Ce “truc”, comme il dit, il a fini par le trouver. Et il arrive ces jours-ci sur les écrans sous le nom de Close. Véritable bête de festivals ces derniers mois (Grand Prix à Cannes, récompenses à New York et Sydney, en Californie et en Hongrie…), le film s’attache à dépeindre la fragile beauté de l’amitié fusionnelle qui unit Léo et Rémi, deux préadolescents de 13 ans que leur entrée à l’école secondaire va violemment confronter à des questions de masculinité, le regard et le possible jugement des autres faisant bientôt éclater leur bulle d’intimité. Nous fixant rendez-vous à Bruxelles à la fin du mois d’août, Lukas Dhont a alors accepté de jeter un œil dans le rétroviseur pour tenter de comprendre ce qui l’a conduit à faire ce film: “Je pense que pour chaque film qu’on voit, il y a 100 films qu’on ne voit pas. C’est-à-dire que moi je sais quels sont les thèmes qui m’intéressent en ce moment. Mais ces sujets-là, il est possible de les traiter de tant de façons différentes… Je savais que je voulais faire quelque chose sur la masculinité, mais il y avait tout un éventail de films possibles à partir de là, et qui souvent dialoguaient les uns avec les autres. Donc dans ma tête, il y avait un polar en discussion avec un film très intime autour d’une amitié entre garçons, mais il y avait aussi un film historique en costumes par exemple… Pour mon deuxième long métrage, j’avais envie de quelque chose qui soit à la fois très différent de Girl et qui en même temps s’inscrive dans une certaine continuité, parce que je cherche à construire un univers qui est cohérent avec moi, avec qui je suis vraiment. Et donc quand j’ai annoncé que j’étais en train d’écrire un polar, j’étais persuadé à ce moment-là que c’était effectivement le bon chemin à prendre pour suivre mon désir le plus fort. En avançant, cependant, j’ai pris conscience que mon désir n’était pas vraiment là et que je devais retourner vers un autre film qui était dans ma tête. Celui du drame intime.”
Close
Dans Close, le deuxième long métrage de Lukas Dhont (Girl), l’amitié tendre et fusionnelle qui rassemble Léo (Eden Dambrine) et Rémi (Gustav De Waele), deux préadolescents, alimente à l’école les soupçons de relation homosexuelle. Ce qui pousse le premier à prendre ses distances avec le second, et amène le récit sur le terrain du drame. Brutal… Grand Prix ayant littéralement explosé l’applaudimètre sur la Croisette en mai dernier, le film joue de la subtile polysémie de son titre pour travailler aussi bien le motif de la proximité que celui de la fermeture. Le résultat, à la fois pudique et ultrasensible, charrie des torrents d’émotions.

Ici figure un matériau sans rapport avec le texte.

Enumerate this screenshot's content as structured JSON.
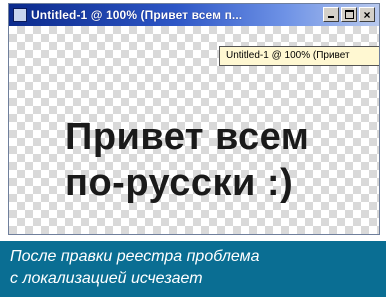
{
  "window": {
    "title": "Untitled-1 @ 100% (Привет всем п...",
    "tooltip": "Untitled-1 @ 100% (Привет",
    "close_glyph": "×"
  },
  "canvas": {
    "line1": "Привет всем",
    "line2": "по-русски :)"
  },
  "caption": {
    "line1": "После правки реестра проблема",
    "line2": "с локализацией исчезает"
  },
  "colors": {
    "titlebar_start": "#0b2a8c",
    "caption_bg": "#0a6e93"
  }
}
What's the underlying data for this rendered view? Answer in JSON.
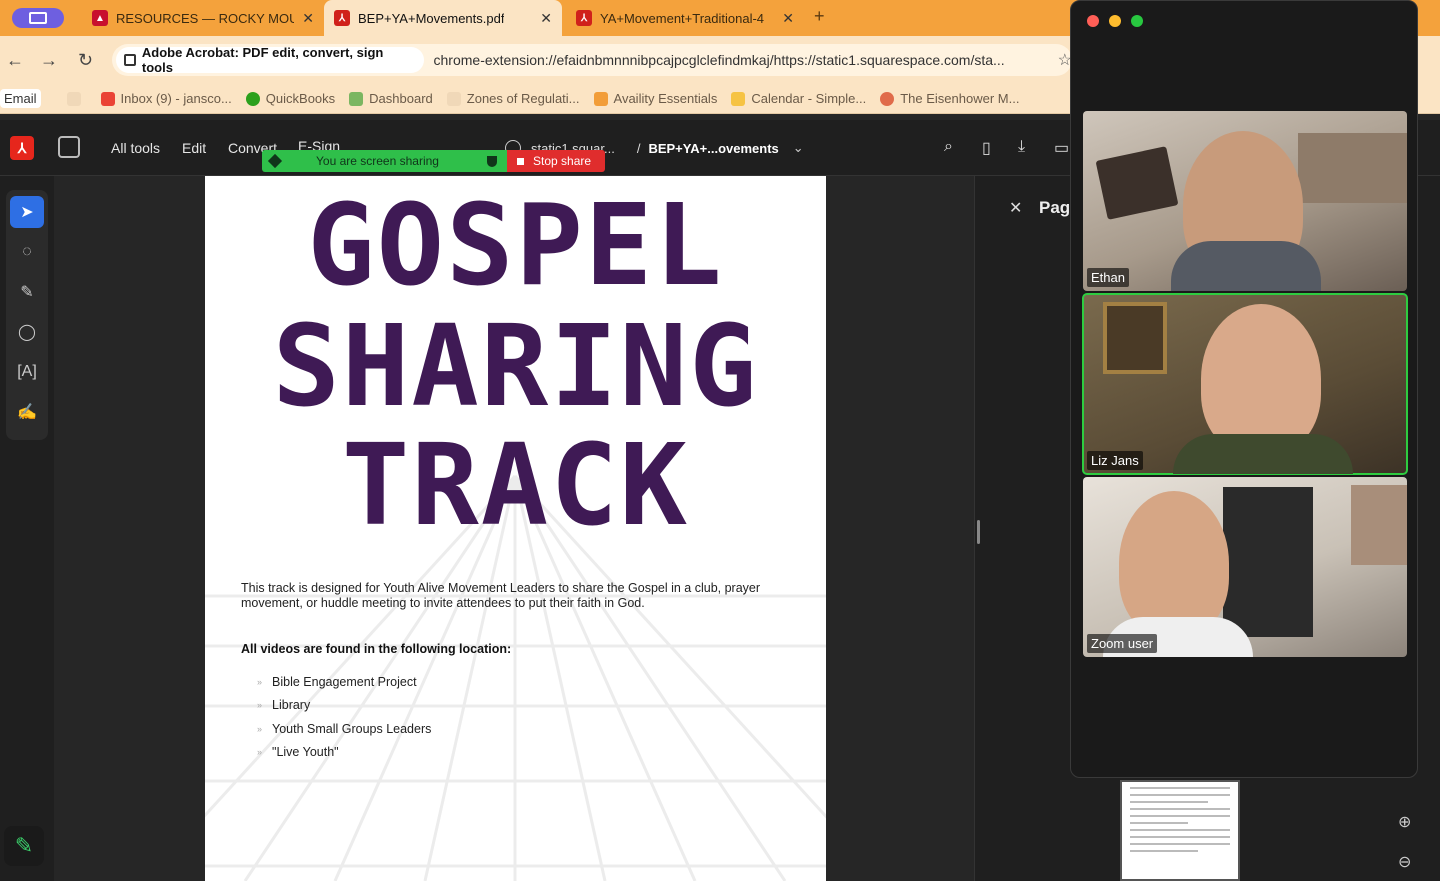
{
  "browser": {
    "tabs": [
      {
        "label": "RESOURCES — ROCKY MOUN",
        "active": false
      },
      {
        "label": "BEP+YA+Movements.pdf",
        "active": true
      },
      {
        "label": "YA+Movement+Traditional-4",
        "active": false
      }
    ],
    "address": {
      "extension_label": "Adobe Acrobat: PDF edit, convert, sign tools",
      "url": "chrome-extension://efaidnbmnnnibpcajpcglclefindmkaj/https://static1.squarespace.com/sta..."
    },
    "bookmarks": [
      {
        "label": "Email",
        "color": "#ffffff"
      },
      {
        "label": "Inbox (9) - jansco...",
        "color": "#ea4335"
      },
      {
        "label": "QuickBooks",
        "color": "#2ca01c"
      },
      {
        "label": "Dashboard",
        "color": "#7bb661"
      },
      {
        "label": "Zones of Regulati...",
        "color": "#f0d8b8"
      },
      {
        "label": "Availity Essentials",
        "color": "#f29d38"
      },
      {
        "label": "Calendar - Simple...",
        "color": "#f6c343"
      },
      {
        "label": "The Eisenhower M...",
        "color": "#e06b4a"
      }
    ]
  },
  "acrobat": {
    "menu": [
      "All tools",
      "Edit",
      "Convert",
      "E-Sign"
    ],
    "doc_host": "static1.squar...",
    "doc_sep": "/",
    "doc_name": "BEP+YA+...ovements",
    "panel_title": "Pag"
  },
  "share_banner": {
    "status": "You are screen sharing",
    "stop": "Stop share"
  },
  "pdf": {
    "title_lines": [
      "GOSPEL",
      "SHARING",
      "TRACK"
    ],
    "intro": "This track is designed for Youth Alive Movement Leaders to share the Gospel in a club, prayer movement, or huddle meeting to invite attendees to put their faith in God.",
    "videos_heading": "All videos are found in the following location:",
    "videos_list": [
      "Bible Engagement Project",
      "Library",
      "Youth Small Groups Leaders",
      "\"Live Youth\""
    ],
    "title_color": "#3f1a55"
  },
  "zoom": {
    "participants": [
      {
        "name": "Ethan",
        "speaking": false
      },
      {
        "name": "Liz Jans",
        "speaking": true
      },
      {
        "name": "Zoom user",
        "speaking": false
      }
    ]
  }
}
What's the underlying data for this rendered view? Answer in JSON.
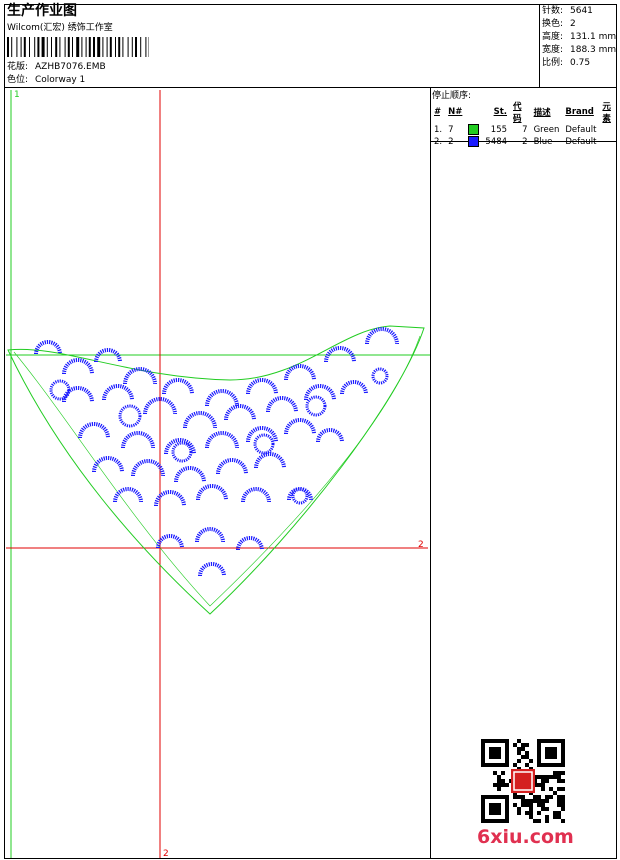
{
  "header": {
    "title": "生产作业图",
    "company": "Wilcom(汇宏) 绣饰工作室",
    "design_label": "花版:",
    "design_value": "AZHB7076.EMB",
    "colorway_label": "色位:",
    "colorway_value": "Colorway 1"
  },
  "stats": [
    {
      "label": "针数:",
      "value": "5641"
    },
    {
      "label": "换色:",
      "value": "2"
    },
    {
      "label": "高度:",
      "value": "131.1 mm"
    },
    {
      "label": "宽度:",
      "value": "188.3 mm"
    },
    {
      "label": "比例:",
      "value": "0.75"
    }
  ],
  "stop_sequence": {
    "title": "停止顺序:",
    "columns": [
      "#",
      "N#",
      "St.",
      "代码",
      "描述",
      "Brand",
      "元素"
    ],
    "rows": [
      {
        "index": "1.",
        "needle": "7",
        "stitches": "155",
        "code": "7",
        "description": "Green",
        "brand": "Default",
        "color": "#22cc22"
      },
      {
        "index": "2.",
        "needle": "2",
        "stitches": "5484",
        "code": "2",
        "description": "Blue",
        "brand": "Default",
        "color": "#1a1aff"
      }
    ]
  },
  "guides": {
    "mark_1": "1",
    "mark_2_right": "2",
    "mark_2_bottom": "2"
  },
  "watermark": "6xiu.com",
  "colors": {
    "thread_green": "#22cc22",
    "thread_blue": "#1a1aff",
    "guide_red": "#e00000"
  }
}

De Lukas Dhont. Avec Eden Dambrine, Gustav De Waele, Émilie Dequenne. 1 h 45. Sortie: 02/11. 8Retour aux sources
Là où Girl résultait d’un processus très intuitif amorcé dès la fin de l’adolescence, Close s’inscrit, lui, dans une démarche et une recherche beaucoup plus rationnelles et resserrées dans le temps. “Ce qui était très difficile avec Close, c’est que je n’avais pas ce temps de maturation à ma disposition. Pire: je ressentais du stress, en moi et autour de moi, une vraie pression pour faire quelque chose de nouveau qui pourrait marcher comme Girl avait marché. Et en même temps, je ne pouvais plus espérer ressentir ce sentiment de nécessité viscérale que tu peux avoir au moment d’accoucher d’un premier film. Un premier film, ça sort vraiment de ton corps à la manière d’un exorcisme. La naissance de Close s’est faite de manière beaucoup plus réfléchie. J’étais davantage dans le conscient, et ce n’est pas forcément l’idéal. L’hyper conscience a en effet tendance à bloquer l’impulsivité, les intuitions, les émotions qui viennent du ventre…”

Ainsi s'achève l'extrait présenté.